What time does it take to execute a `function' with a given `arguments'.
Use a timer with the least granularity available on your system.
What caveats are there?
This task is intended as a subtask for Measure relative performance of sorting algorithms implementations.
Ada
with Ada.Calendar; use Ada.Calendar;
with Ada.Text_Io; use Ada.Text_Io;
procedure Query_Performance is
type Proc_Access is access procedure(X : in out Integer);
function Time_It(Action : Proc_Access; Arg : Integer) return Duration is
Start_Time : Time := Clock;
Finis_Time : Time;
Func_Arg : Integer := Arg;
begin
Action(Func_Arg);
Finis_Time := Clock;
return Finis_Time - Start_Time;
end Time_It;
procedure Identity(X : in out Integer) is
begin
X := X;
end Identity;
procedure Sum (Num : in out Integer) is
begin
for I in 1..1000 loop
Num := Num + I;
end loop;
end Sum;
Id_Access : Proc_Access := Identity'access;
Sum_Access : Proc_Access := Sum'access;
begin
Put_Line("Identity(4) takes" & Duration'Image(Time_It(Id_Access, 4)) & " seconds.");
Put_Line("Sum(4) takes:" & Duration'Image(Time_It(Sum_Access, 4)) & " seconds.");
end Query_Performance;
Example
Identity(4) takes 0.000001117 seconds. Sum(4) takes: 0.000003632 seconds.
C++
#include <ctime>
#include <iostream>
using namespace std;
int identity(int x) { return x; }
int sum(int num) {
for (int i = 0; i < 1000000; i++)
num += i;
return num;
}
double time_it(int (*action)(int), int arg) {
clock_t start_time = clock();
action(arg);
clock_t finis_time = clock();
return ((double) (finis_time - start_time)) / CLOCKS_PER_SEC;
}
int main() {
cout << "Identity(4) takes " << time_it(identity, 4) << " seconds." << endl;
cout << "Sum(4) takes " << time_it(sum, 4) << " seconds." << endl;
return 0;
}
Example
Identity(4) takes 0 seconds. Sum(4) takes 0.01 seconds.
J
Time and space requirements are tested using verbs obtained through the Foreign conjunction (!:). 6!:2 returns time required for execution, in floating-point measurement of seconds. 7!:2 returns a measurement of space required to execute. Both receive as input a sentence for execution.
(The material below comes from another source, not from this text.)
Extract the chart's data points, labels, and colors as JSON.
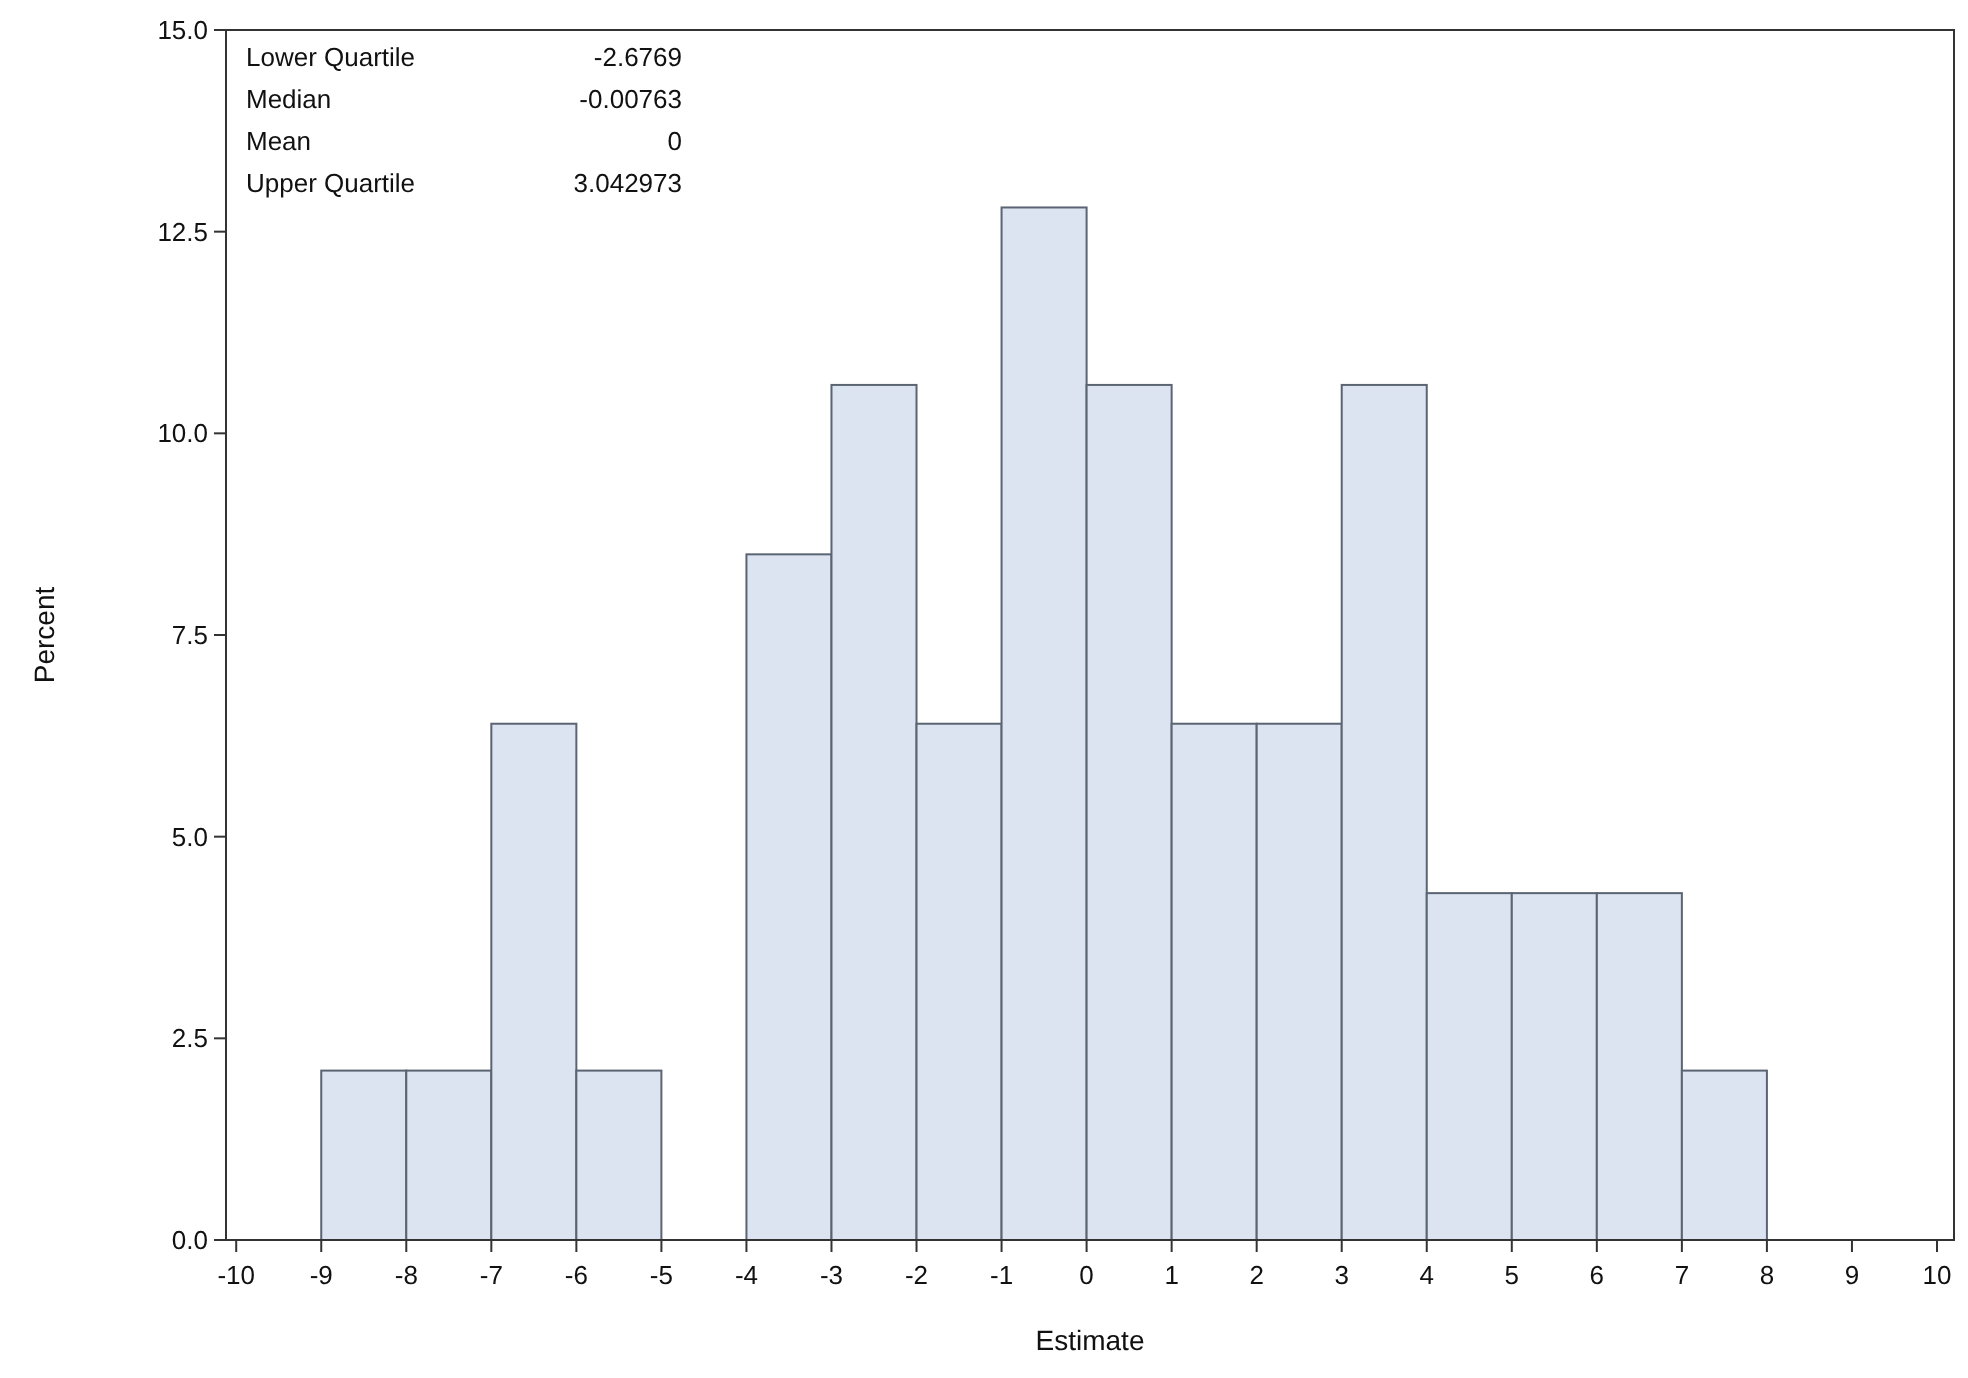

When the Memoize feature or similar techniques are used, execution time and space can both be affected by prior calculations.
Example
(6!:2,7!:2) '|: 50 50 50 $ i. 50^3' 0.00387912 1.57414e6
Python
Given function and arguments return a time (in microseconds) it takes to make the call.
Note: There is an overhead in executing a function that does nothing.
import sys, timeit
def usec(function, arguments):
modname, funcname = __name__, function.__name__
timer = timeit.Timer(stmt='%(funcname)s(*args)' % vars(),
setup='from %(modname)s import %(funcname)s; args=%(arguments)r' % vars())
try:
t, N = 0, 1
while t < 0.2:
t = min(timer.repeat(repeat=3, number=N))
N *= 10
microseconds = round(10000000 * t / N, 1) # per loop
return microseconds
except:
timer.print_exc(file=sys.stderr)
raise
def nothing(): pass def identity(x): return x
Example
>>> print usec(nothing, []) 1.7 >>> print usec(identity, [1]) 2.2 >>> print usec(pow, (2, 100)) 3.3 >>> print map(lambda n: str(usec(qsort, (range(n),))), range(10)) ['2.7', '2.8', '31.4', '38.1', '58.0', '76.2', '100.5', '130.0', '149.3', '180.0']
where qsort() implemented on Quicksort page. Timings show that the implementation of qsort() has quadratic dependence on sequence length N for already sorted sequences (instead of O(N*log(N)) in average).